Matin bleu de septembre. Tu tournes dans le même lit, vogues dans le même bateau. Et puis les mots et la beauté, et cet élan aussi étrange qu’intarissable, reviennent te prendre et t’occuper à autre chose qu’à la guerre, transmuer les dérives et les désillusions.
Photo – PISTER LE TEMPS * Septembre 2025 – Montréal
Aussi pleine que toujours, la cour n’entend pas à rire. Les tomates fusent de partout. C’est encore l’asphalte qui en prend pour sa grippe.
Alice erre sous le plafond en attendant qu’il tombe. Chaque jour elle soûle ses fatigues devant l’impotente plénière. Aux jugements provisoires qui servent à calmer les esprits, elle préfère le thé, qu’elle boit désormais à la petite cuillère.

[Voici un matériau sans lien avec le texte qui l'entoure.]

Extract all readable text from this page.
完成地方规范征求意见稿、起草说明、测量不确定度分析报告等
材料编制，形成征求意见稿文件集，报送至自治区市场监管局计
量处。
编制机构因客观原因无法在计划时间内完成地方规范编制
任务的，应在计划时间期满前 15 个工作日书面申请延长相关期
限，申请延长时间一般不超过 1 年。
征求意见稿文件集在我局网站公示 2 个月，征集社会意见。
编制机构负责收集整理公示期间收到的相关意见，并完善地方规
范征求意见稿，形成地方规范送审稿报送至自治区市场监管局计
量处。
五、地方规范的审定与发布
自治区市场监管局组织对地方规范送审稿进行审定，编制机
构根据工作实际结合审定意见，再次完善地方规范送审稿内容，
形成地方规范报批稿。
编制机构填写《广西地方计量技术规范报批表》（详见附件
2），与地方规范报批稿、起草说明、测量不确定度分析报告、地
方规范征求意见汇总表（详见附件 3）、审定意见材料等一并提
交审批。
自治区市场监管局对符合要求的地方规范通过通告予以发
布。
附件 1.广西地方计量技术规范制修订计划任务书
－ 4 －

Photo – LA BELLE PAIRE * 7 septembre 2025 – Montréal
Je ne sais toujours pas pourquoi, enfant, j’ai tant rongé mes ongles et les peaux tout autour. Je ne sais pas grand-chose de moi. Mais le vent, je sais que j’aime le vent. Et qu’il a soufflé fort hier, assez pour changer bien des choses. Je sais aussi que le butor aime les courants bas et les langes souillés, et les corps et les âmes à portée de bêtise. Une petite voix sur le trottoir vient de poser une question. Et celle d’une femme lui répond le plus doucement du monde. La fenêtre est encore ouverte. J’entends même les pas de passants de l’autre côté de la rue. Chaque jour un peu mieux que la veille, j’élude et je m’esquive. Regarde quand même où tu vas, dit Maude, tu as les épaules exposées.
Photo – ELLE COURAIT DANS LA PLUIE * Hier soir – Montréal
Je me demande bien si. Si quoi, dit Laure. Si les fleurs nous sentent.
Après m’avoir pris mon couteau, elle s’est assise, comme s’assoit une reine. Le plus grand des oiseaux s’est approché sans qu’on le voie venir. Un genre d’échange, dit Laure.
Puis le voisin s’est mis à cette manie qu’est la sienne. De faire briller le laid.
On a rejoint la rue. Et les feuilles qui commencent à rattraper le sol. Des coins de trottoirs se rhabillent. Partout autour le son persiste d’un silence bien appris.
Il est toujours temps pour ces choses auxquelles je ne peux rien.
Photo – RUE SAINT-LAURENT * Septembre 2025 – Montréal
C’est l’hiver dans sa suite jusqu’au bout de l’été. Ce qui serait facile : aller te porter de la soupe. Vu qu’hier il faisait plus froid. Les autres veines sont indociles, gisantes au pied de l’arbre. Les oisillons sont bien cachés. Et pour le reste je m’en vous, je me tout, je mens fous. C’est le bleu d’une belle histoire. Même sans rien.
Photo – C’EST UNE FILLE, PAS UN NUAGE * Hier – Montréal
La chaise est belle dans le coin. Quelqu’un l’avait mise sur la rue à cause d’une petite fente le long d’un barreau noir. Et là cette autre chaise, qu’Émile avait faite pour Denise quand elle marchait à peine. Celle qu’elle a gardée comme sa peine jusqu’au bout de ses jours. C’est un trop-plein, c’est tout. C’est rien d’autre que ça. Ça va et vient et ça repart, pas de quoi en faire un cachot. Si je t’envoyais chaque plume qui atterrit sur le trottoir, j’aurais peur qu’à la longue, ça devienne trop lourd. J’ai mis un long temps à tomber pour ne garder que les ruisseaux, les chemins de rigoles.
J’étais en bas, me dit Clara. J’ai passé l’aube là, à feuilleter de tendres demeures. Quand j’ai lu la nouvelle hier, je me suis rappelé la caresse, les chats aimés, et les mots et les femmes, l’île d’Orléans et le fleuve. Qu’il soit parti vers d’autres aubes avale un peu le bord du temps. Et c’est trop tard pour lui écrire comment il a bercé mon âme avec entre autres ses grandes marées, son vieux chagrin et sa tournée d’automne. Bon vent, Jacques Poulin. Merci pour les si belles histoires.
Photo – HIER, TOUT SIMPLEMENT * Août 2025 – Montréal
Il arrive, me dit Maddy, qu’on mette en doute mon détachement face à certaines destinations. Tout ce que je peux dire à ça c’est que chaque finalité demande une certaine ambition. D’autant plus que pendant ce temps, le ciel ne me demande rien. Même les trottoirs sont plus cléments. And as far as I know, le temps n’a pas besoin de moi.